Thank you very much for your answers. That really helped clear things up for me.
I know what you mean about #4 being tricky. Maybe its my lack of in depth understanding of BGP, but I’m not sure that even if I were advertising the routes via redistribute connected that would avoid the issue. Since in the scenario I posed, each router’s LAN would still be up and active, as each switch is up and active, just the link between the switches is down.
Not too sure, but putting keepalives on LAN interface can help you bringing that interface down, if any issues on that port.

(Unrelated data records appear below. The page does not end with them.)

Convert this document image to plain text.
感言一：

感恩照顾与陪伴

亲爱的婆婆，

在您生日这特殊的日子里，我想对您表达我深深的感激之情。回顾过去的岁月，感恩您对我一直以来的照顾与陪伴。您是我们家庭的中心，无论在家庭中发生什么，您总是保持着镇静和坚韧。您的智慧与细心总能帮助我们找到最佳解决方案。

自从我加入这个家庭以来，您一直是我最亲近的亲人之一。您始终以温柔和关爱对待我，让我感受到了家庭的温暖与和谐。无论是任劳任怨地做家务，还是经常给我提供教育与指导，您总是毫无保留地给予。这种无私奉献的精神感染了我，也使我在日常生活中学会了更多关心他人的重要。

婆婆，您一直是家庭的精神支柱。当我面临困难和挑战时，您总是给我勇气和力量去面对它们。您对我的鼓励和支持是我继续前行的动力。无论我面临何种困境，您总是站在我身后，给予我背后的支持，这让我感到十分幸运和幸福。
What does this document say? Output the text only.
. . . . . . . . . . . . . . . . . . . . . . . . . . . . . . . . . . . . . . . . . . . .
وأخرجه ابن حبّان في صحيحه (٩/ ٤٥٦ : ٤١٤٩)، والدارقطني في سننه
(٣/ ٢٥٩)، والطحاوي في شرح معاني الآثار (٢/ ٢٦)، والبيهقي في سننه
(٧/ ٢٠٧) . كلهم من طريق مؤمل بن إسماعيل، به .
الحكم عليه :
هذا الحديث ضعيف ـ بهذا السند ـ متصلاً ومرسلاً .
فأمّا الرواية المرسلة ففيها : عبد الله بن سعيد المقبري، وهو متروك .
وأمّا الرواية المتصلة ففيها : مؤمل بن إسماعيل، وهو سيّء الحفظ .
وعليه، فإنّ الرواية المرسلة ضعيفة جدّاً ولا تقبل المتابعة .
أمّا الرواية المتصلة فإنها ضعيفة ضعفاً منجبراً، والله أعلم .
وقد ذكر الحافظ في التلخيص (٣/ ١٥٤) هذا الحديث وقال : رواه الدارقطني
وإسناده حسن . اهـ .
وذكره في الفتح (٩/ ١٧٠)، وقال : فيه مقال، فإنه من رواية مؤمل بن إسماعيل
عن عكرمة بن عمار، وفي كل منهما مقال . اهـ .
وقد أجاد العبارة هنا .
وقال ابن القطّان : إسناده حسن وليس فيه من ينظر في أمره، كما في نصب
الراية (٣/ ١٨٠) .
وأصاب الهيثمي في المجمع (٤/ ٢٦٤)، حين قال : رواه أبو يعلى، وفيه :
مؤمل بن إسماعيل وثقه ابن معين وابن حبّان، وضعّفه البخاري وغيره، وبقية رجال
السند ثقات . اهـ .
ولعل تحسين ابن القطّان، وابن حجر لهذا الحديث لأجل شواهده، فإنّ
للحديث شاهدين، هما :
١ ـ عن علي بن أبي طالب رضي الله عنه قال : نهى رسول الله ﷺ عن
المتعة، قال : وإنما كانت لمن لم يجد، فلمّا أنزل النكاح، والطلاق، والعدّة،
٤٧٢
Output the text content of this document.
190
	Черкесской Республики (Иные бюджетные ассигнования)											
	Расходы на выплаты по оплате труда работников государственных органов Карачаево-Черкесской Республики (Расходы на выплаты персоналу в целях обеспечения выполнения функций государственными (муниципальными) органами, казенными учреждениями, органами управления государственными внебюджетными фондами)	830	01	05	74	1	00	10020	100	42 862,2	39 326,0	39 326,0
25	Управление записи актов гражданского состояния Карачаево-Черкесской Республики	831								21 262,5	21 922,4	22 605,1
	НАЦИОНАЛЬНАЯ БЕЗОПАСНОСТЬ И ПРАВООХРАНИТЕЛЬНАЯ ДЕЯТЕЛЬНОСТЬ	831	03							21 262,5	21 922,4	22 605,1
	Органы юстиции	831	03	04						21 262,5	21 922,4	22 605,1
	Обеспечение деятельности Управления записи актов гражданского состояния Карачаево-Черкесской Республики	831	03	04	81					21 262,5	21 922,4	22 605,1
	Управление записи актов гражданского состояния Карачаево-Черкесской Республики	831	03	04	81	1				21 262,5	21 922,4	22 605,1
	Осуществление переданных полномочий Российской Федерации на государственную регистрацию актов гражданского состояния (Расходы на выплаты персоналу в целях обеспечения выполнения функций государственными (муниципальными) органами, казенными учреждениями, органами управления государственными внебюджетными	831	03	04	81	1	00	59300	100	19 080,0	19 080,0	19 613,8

So basically, keepalive will keep track of keepalive from LAN end. When it misses keepalives (as configured) it will bring the port state down and hence, even the connected route from the routing stable will be gone. Once that route is gone, it will no onger advertised to the neighbour.
So this is purely a Internet solution, I will start with the solution I have experience of which has proved itself.
BGP into OSPF - Redistributing the only the DFR,
A firewall or router attached peering with both via OSPF on the same lan (see's 2 equal paths to 0.0.0.0 and loadbalences on the egress)
ISP needs to enable BGP multipath to you 64.x 65.x at there AS boundarys with you advertising networks equally, this enables internet ingress traffic to utillise both links towards your public addresses.
the above achieves the load balancing you are seeking,
With regards to redundancy you would want the FW in a Cluster / Router HSRP (ideally FW) one at each of the 2 sites (tied to tracking statments either IPSLA or protocol.
This I think you work best for you and remains elegent. And i would really push for the extra buget to get this working. and scale well (if you can afford 2X50Mb.....)
If you only have the kit listed at your disposal you will be looking at a GLBP, which i have never used/tester so cant comment any further.